Regardless of the chest radiograph or CT scan findings, if the ultrasound exam reveals a scant volume of pleural fluid, or densely loculated pleural fluid, clinicians can avoid unnecessary attempts at bedside drainage, which likely partly accounts for the reduction in postprocedure pneumothorax. Use of ultrasound for needle site selection may prevent up to 10% of potential accidental organ punctures and increases accurate site selection by 26%, compared with chest radiograph and physical examination findings combined (Diacon et al. Chest. 2003;123:436).

Ultrasound facilitates patient-centered care.

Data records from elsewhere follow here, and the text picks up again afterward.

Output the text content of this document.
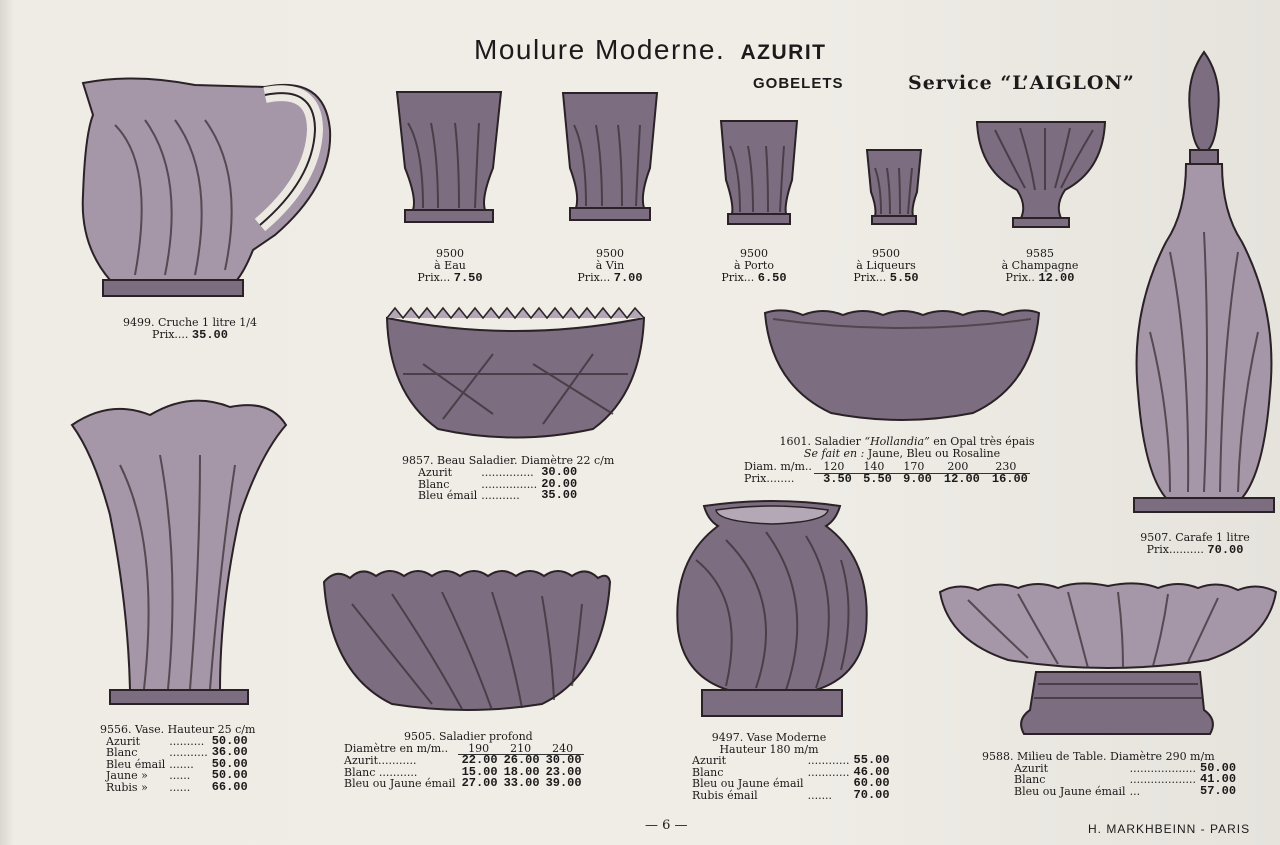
Moulure Moderne. AZURIT
GOBELETS	Service “L’AIGLON”
9499. Cruche 1 litre 1/4
Prix.... 35.00
9500
à Eau
Prix... 7.50
9500
à Vin
Prix... 7.00
9500
à Porto
Prix... 6.50
9500
à Liqueurs
Prix... 5.50
9585
à Champagne
Prix.. 12.00
9507. Carafe 1 litre
Prix.......... 70.00
9857. Beau Saladier. Diamètre 22 c/m
Azurit	...............	30.00
Blanc	................	20.00
Bleu émail	...........	35.00
1601. Saladier “Hollandia” en Opal très épais
Se fait en : Jaune, Bleu ou Rosaline
Diam. m/m..	120	140	170	200	230
Prix........	3.50	5.50	9.00	12.00	16.00
9556. Vase. Hauteur 25 c/m
Azurit	..........	50.00
Blanc	...........	36.00
Bleu émail	.......	50.00
Jaune »	......	50.00
Rubis »	......	66.00
9505. Saladier profond
Diamètre en m/m..	190	210	240
Azurit...........	22.00	26.00	30.00
Blanc ...........	15.00	18.00	23.00
Bleu ou Jaune émail	27.00	33.00	39.00
9497. Vase Moderne
Hauteur 180 m/m
Azurit	............	55.00
Blanc	............	46.00
Bleu ou Jaune émail		60.00
Rubis émail	.......	70.00
9588. Milieu de Table. Diamètre 290 m/m
Azurit	...................	50.00
Blanc	...................	41.00
Bleu ou Jaune émail	...	57.00
— 6 —	H. MARKHBEINN - PARIS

Point-of-care ultrasound is the only new technology that has taken clinicians back to the bedside to spend more time with patients. Clinicians can simultaneously perform an ultrasound exam and converse with patients to gather a medical history. The ultrasound image serves as a tool to help patients understand their condition and facilitates shared decision making with clinicians at the bedside.

 

 

As more specialties have gained expertise in thoracic ultrasonography, the use of ultrasound guidance for thoracentesis has evolved to become the standard of care in many hospitals in the United States. Besides pulmonary specialists, several acute care specialists, including hospitalists, intensivists, and emergency medicine physicians, are routinely using point-of-care ultrasound to guide diagnostic decision making and procedures. Over the past 10 years, nearly a dozen procedure services led by internal medicine-trained hospitalists have been created at academic institutions that are routinely performing ultrasound-guided thoracenteses with low complication rates (Franco-Sadud et al. SGIM Forum. 2016;39[5]:13). More important, ultrasound is being used on the front lines to expeditiously evaluate pleural effusions and perform a diagnostic thoracentesis or consult with the appropriate subspecialist. Even though demonstration of competency in bedside procedures is no longer required for board certification in internal medicine, many internal medicine residency programs have incorporated diagnostic and procedural point-of-care ultrasound training into their education curriculum (Schnobrich et al. JGME. 2013;5[3]:498). Further, approximately 62% of medical schools report integrating ultrasound education in their medical student curriculum, and in coming years, most medical students will likely graduate with a basic skill set in point-of-care ultrasonography (Bahner et al. Academic Med. 2014;89[12]:1681). As point-of-care ultrasound education becomes integrated in training of physicians and other health-care providers, use of ultrasound to guide management of pleural effusions could become universally practiced and accepted as the new standard of care. Thus, it is plausible that a day will come in the near future when the sun will not set on an “un-ultrasound-ed” pleural effusion.

Dr. Franco-Sadud is with the section of hospital medicine/division of general internal medicine, Medical College of Wisconsin, Milwaukee, Wisconsin; Dr. Soni is with the section of hospital medicine and the section of pulmonary and critical care medicine, South Texas Veterans Health Care System and University of Texas Health Science Center, San Antonio.